Question

If $x + y = 12$ and $xy = 27$, then find the value of ${x^3} + {y^3}$

Answer 1

Hint: According to the question we have to determine the value of ${x^3} + {y^3}$ if $x + y = 12$ and $xy = 27$. So, to obtain the value of ${x^3} + {y^3}$ first of all we have to use the given expression which are $x + y = 12$ and $xy = 27$.
Now, we have to use the formula to find the value of ${x^3} + {y^3}$ which is mentioned below:

Formula used: $ \Rightarrow {(x + y)^3} = {x^3} + {y^3} + 3xy(x + y)........................(A)$
Now, we just need to substitute all the values of the expressions we have $x + y = 12$ and $xy = 27$.

Complete step-by-step solution:
Step 1: First of all we have to use the formula (A) to determine the value of the given expression as mentioned in the solution hint.

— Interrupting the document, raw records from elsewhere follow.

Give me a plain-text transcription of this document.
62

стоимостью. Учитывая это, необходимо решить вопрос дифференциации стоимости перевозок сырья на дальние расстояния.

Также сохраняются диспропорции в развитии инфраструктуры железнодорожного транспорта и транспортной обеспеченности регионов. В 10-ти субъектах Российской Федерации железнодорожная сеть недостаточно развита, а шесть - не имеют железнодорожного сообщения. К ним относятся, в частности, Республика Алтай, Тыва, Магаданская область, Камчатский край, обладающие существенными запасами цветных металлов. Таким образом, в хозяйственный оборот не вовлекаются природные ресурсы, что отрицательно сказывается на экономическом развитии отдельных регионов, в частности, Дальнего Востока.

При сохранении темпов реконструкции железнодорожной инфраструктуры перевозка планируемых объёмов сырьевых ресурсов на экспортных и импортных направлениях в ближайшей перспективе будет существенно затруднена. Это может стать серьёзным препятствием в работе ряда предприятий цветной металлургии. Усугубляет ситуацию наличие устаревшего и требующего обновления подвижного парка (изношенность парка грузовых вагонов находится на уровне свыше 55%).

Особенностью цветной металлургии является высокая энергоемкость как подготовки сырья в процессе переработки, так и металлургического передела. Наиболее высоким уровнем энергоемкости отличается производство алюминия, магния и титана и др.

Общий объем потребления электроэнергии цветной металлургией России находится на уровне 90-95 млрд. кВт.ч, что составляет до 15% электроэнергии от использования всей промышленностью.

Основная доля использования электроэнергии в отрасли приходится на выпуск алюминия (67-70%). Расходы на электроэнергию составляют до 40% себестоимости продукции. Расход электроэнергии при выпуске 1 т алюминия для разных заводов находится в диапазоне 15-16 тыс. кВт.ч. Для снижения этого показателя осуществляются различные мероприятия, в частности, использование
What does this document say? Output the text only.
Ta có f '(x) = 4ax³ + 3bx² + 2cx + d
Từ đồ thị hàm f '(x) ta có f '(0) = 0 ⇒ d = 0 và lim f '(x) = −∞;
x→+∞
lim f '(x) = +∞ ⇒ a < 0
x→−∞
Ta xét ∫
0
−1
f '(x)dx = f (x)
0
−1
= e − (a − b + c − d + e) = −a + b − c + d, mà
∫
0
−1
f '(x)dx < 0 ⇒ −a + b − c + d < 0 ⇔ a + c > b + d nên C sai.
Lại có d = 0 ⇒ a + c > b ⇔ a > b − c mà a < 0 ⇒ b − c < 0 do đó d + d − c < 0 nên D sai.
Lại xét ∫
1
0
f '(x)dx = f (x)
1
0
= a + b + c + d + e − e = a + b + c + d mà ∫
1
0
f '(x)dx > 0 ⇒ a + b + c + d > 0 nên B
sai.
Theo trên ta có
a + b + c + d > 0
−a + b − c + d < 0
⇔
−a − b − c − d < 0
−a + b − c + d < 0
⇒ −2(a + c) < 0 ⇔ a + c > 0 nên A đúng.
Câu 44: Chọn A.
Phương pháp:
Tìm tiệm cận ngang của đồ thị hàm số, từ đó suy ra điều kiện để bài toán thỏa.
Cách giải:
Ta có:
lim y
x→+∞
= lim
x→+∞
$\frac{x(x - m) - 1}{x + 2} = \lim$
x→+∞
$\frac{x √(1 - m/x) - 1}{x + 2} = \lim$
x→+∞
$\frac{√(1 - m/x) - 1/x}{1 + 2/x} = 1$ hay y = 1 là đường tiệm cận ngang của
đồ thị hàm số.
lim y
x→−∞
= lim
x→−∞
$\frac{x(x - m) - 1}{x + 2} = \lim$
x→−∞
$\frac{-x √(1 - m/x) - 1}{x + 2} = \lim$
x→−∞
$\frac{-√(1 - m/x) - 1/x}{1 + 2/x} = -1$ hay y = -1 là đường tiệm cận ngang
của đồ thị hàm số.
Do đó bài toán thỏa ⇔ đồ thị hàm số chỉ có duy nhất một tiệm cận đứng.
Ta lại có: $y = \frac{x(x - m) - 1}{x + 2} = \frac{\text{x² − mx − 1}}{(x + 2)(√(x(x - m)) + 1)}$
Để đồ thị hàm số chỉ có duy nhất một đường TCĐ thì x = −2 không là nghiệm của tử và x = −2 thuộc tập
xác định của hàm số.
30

Hence,
$ \Rightarrow {(x + y)^3} = {x^3} + {y^3} + 3xy(x + y)........................(1)$
Step 2: Now, we have to substitute both of the given expressions $x + y = 12$and $xy = 27$ in the expression (1) as just obtained in the solution step 1.
$
   \Rightarrow {(12)^3} = {x^3} + {y^3} + 3 \times 27(12) \\
   \Rightarrow 1728 = {x^3} + {y^3} + 972 \\
   \Rightarrow {x^3} + {y^3} = 1728 - 972 \\
   \Rightarrow {x^3} + {y^3} = 756
 $

Hence, with the help of the formula (A) as mentioned in the solution hint we have determined the value of the expression ${x^3} + {y^3} = 756$

Note: It is necessary that we have to substitute all the values in the formula (A) as mentioned in the solution hint so that we can easily determine the value of the expression.
For a cubic expression/equation we can obtain three roots but for a quadratic expression we can obtain only two possible roots.